More

    41% Organisasi di Asia Pasifik Berisiko Mengalami Kebocoran Data, Cloudflare: Kecerdasan Buatan (AI) Mengancam

    Cloudflare baru saja merilis studi baru yang berfokus pada keamanan siber di Asia Pasifik, dengan judul “Navigating the New Security Landscape: Asia Pacific Cybersecurity Readiness Survey.”

    Dalam laporan Cloudflare ini, perusahaan membagikan data terbaru mengenai kesiapan organisasi dalam menghadapi ancaman siber seperti ransomware, pelanggaran data, dan kompleksitas yang diakibatkan oleh kecerdasan buatan (AI).

    Survei ini menemukan bahwa 41 persen responden di Asia Pasifik menyatakan bahwa organisasi mereka mengalami pelanggaran data dalam 12 bulan terakhir. Lebih dari 10 pelanggaran data dilaporkan oleh 47 persen responden.

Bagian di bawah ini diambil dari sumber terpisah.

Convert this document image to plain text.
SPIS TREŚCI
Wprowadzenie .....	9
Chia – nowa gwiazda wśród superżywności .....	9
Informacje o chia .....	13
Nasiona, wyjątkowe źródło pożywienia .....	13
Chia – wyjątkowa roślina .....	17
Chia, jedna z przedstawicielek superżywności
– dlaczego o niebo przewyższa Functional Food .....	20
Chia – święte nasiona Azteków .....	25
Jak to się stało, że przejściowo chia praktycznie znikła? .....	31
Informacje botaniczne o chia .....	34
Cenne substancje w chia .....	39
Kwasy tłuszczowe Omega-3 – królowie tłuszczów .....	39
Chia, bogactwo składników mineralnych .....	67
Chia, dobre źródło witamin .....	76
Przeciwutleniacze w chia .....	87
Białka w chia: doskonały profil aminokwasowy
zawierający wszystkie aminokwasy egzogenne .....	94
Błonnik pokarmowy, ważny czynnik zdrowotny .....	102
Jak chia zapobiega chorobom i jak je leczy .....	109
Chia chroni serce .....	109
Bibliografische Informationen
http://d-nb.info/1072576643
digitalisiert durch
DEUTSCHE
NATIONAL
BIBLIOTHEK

    Pelanggaran data paling banyak terjadi di industri Konstruksi dan Real Estate (56 persen), Perjalanan dan Pariwisata (51 persen), serta Layanan Keuangan (51 persen). Data pelanggan (67 persen), kredensial akses pengguna (58 persen), dan data keuangan (55 persen) sering menjadi target penjahat siber.

    Tingginya kekhawatiran terhadap AI yang dapat meningkatkan kompleksitas dan keparahan pelanggaran data juga terungkap dalam studi ini. Sebanyak 87 persen responden mengkhawatirkan dampak AI dalam meningkatkan pelanggaran data.

    Meskipun AI dapat meningkatkan efisiensi organisasi, masih ada kekhawatiran bahwa penjahat siber akan memanfaatkan teknologi ini. Sebanyak 50 persen responden memperkirakan bahwa AI akan digunakan untuk membobol kata sandi atau kode enkripsi.

    Selain itu, sekitar 47 persen responden percaya bahwa AI akan meningkatkan serangan phishing dan rekayasa sosial, serta 44 persen memperkirakan AI akan memperkuat serangan DDoS. Sebanyak 40 persen responden juga melihat AI berperan dalam menciptakan deepfake dan memfasilitasi pelanggaran privasi.

    70 persen responden melaporkan bahwa organisasi mereka sedang menyesuaikan cara operasi mereka untuk menghadapi ancaman siber yang terus berkembang. Bidang utama yang dipengaruhi oleh AI termasuk tata kelola dan pemenuhan regulasi (40 persen), strategi keamanan siber (39 persen), dan keterlibatan vendor (36 persen).

    Pemimpin keamanan siber disarankan untuk bersiap menghadapi risiko yang didorong oleh AI, dengan menerapkan setidaknya satu alat atau langkah keamanan terkait AI. Prioritas utama termasuk merekrut analis AI generatif (45 persen), berinvestasi dalam sistem deteksi dan respons ancaman (40 persen), serta meningkatkan sistem SIEM (40 persen).

    Vendor TI juga tetap penting, karena 66 persen responden mencari solusi AI dari mereka.